Articular cartilage is avascular and exchange of nutrients and metabolic products between cells and the vasculature occurs by diffusion across distances of up to 3 mm. Studies of chondrocyte metabolism in cartilage explants show a combination of rapid aerobic lactate synthesis with a low oxygen consumption, indicating that ATP is generated predominantly by substrate-level phosphorylation in the glycolytic pathway (Lee & Urban, 1997). The supply of glucose is therefore essential if adequate levels of ATP are to be maintained for chondrocyte function. However, aside from one recent report of GLUT1 and GLUT3 isoforms of the glucose carrier in human cells (Neama et al. 2001), there have been no studies characterising mechanisms of glucose uptake by chondrocytes. In the present study, we have measured glucose transport into isolated bovine articular chondrocytes using radiolabelled deoxyglucose (DOG).

Bovine articular chondrocytes were isolated from metacarpophalangeal cartilage obtained at abattoir, using standard enzymatic digestion (Wilkins & Hall, 1995). Glucose transport was assessed by ³H-DOG uptake (1 µCi ml^-1 in Hepes-buffered saline, HBS, at 37 °C) into chondrocytes (1 X 10⁶ cells ml^-1) for periods of up to 30 min. Glucose influx was stopped by centrifugation (10 000 rev min^-1, 10 s) and washing in ice-cold HBS. Uptake was calculated by scintillation counting and standard flux equations.

DOG uptake into chondrocytes proceeded rapidly and was a linear function of time for the first 150 s. Uptake was found to be a saturable function of extracellular DOG concentration (Fig. 1); for cells suspended in solutions supplemented with phloretin (100 µM) or cytochalasin B (50 µM), uptake was almost entirely inhibited, with only a small, linear fraction remaining.
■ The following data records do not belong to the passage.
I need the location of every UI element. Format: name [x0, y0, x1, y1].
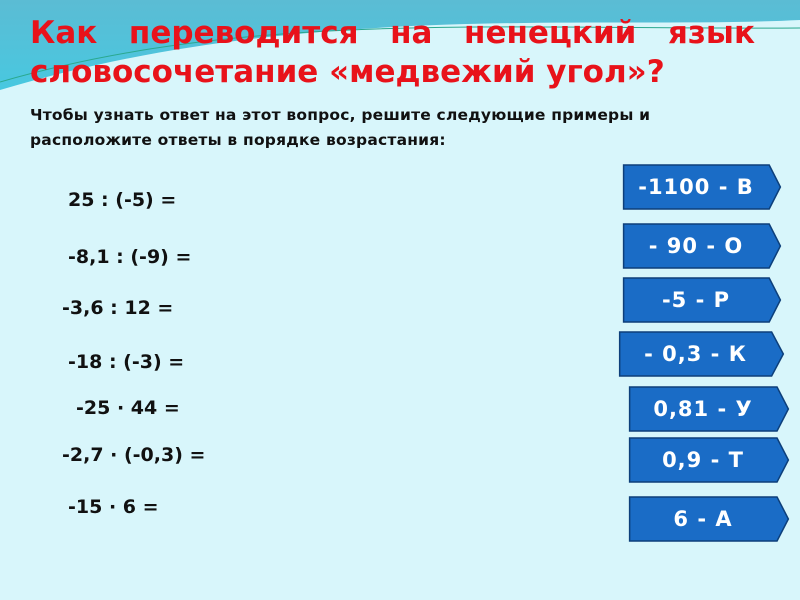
answer-label: - 0,3 - К [644, 342, 747, 366]
answer-label: - 90 - О [648, 234, 744, 258]
expression-4: -18 : (-3) = [68, 351, 185, 373]
title-line-2: словосочетание «медвежий угол»? [30, 54, 665, 90]
expression-7: -15 · 6 = [68, 496, 159, 518]
expression-3: -3,6 : 12 = [62, 297, 174, 319]
answer-card-4[interactable]: - 0,3 - К [618, 331, 785, 377]
expression-5: -25 · 44 = [76, 397, 180, 419]
expression-6: -2,7 · (-0,3) = [62, 444, 206, 466]
expression-1: 25 : (-5) = [68, 189, 177, 211]
answer-label: -1100 - В [638, 175, 754, 199]
answer-card-3[interactable]: -5 - Р [622, 277, 782, 323]
answer-label: 0,9 - Т [662, 448, 744, 472]
answer-card-6[interactable]: 0,9 - Т [628, 437, 790, 483]
answer-card-2[interactable]: - 90 - О [622, 223, 782, 269]
answer-label: 6 - А [673, 507, 733, 531]
answer-card-5[interactable]: 0,81 - У [628, 386, 790, 432]
answer-label: -5 - Р [661, 288, 731, 312]
answer-card-1[interactable]: -1100 - В [622, 164, 782, 210]
answer-card-7[interactable]: 6 - А [628, 496, 790, 542]
title-line-1: Как переводится на ненецкий язык [30, 15, 755, 51]
expression-2: -8,1 : (-9) = [68, 246, 192, 268]
answer-label: 0,81 - У [653, 397, 753, 421]
slide-title: Как переводится на ненецкий язык словосо… [30, 14, 755, 92]
instruction-text: Чтобы узнать ответ на этот вопрос, решит… [30, 106, 651, 149]
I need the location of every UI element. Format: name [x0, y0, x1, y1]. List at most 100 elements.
Simple fits of the phloretin-sensitive flux yielded a K_m value of approximately 1 mM and a V_max of 58 nmol (10⁶ cells)^-1 h^-1. Subsequent experiments characterised the dependency on Na⁺ ions of glucose transport using solutions containing 2.5 mM DOG. The rate of uptake in Na⁺-containing solutions (54.29 ± 3.18 nmol (10⁶ cells)^-1 h^-1, mean ± S.E.M., n = 3) was not significantly different (P > 0.05, Student’s unpaired t test) from that in media in which Na⁺ ions were replaced with NMDG (49.88 ± 2.72 nmol (10⁶ cells)^-1 h^-1, n = 3).

This first report of the kinetics of glucose uptake in chondrocytes shows a system with relatively high affinity, in keeping with the circumstances of the chondrocyte, where glucose is a relatively scarce resource in the extracellular matrix. The lack of Na⁺ dependence and inhibition by phloretin is indicative of uptake by the glucose carrier family GLUT, and rules out a role for SGLT. Of the two isoforms of the glucose carrier demonstrated in human chondrocytes, the K_m value reported here more closely fits that of GLUT3, an isoform also found to be dominant in cells from the avascular tissue of human neuronal parenchyma (Burant & Bell, 1992).

This work was supported by the Arthritis Research Campaign, UK.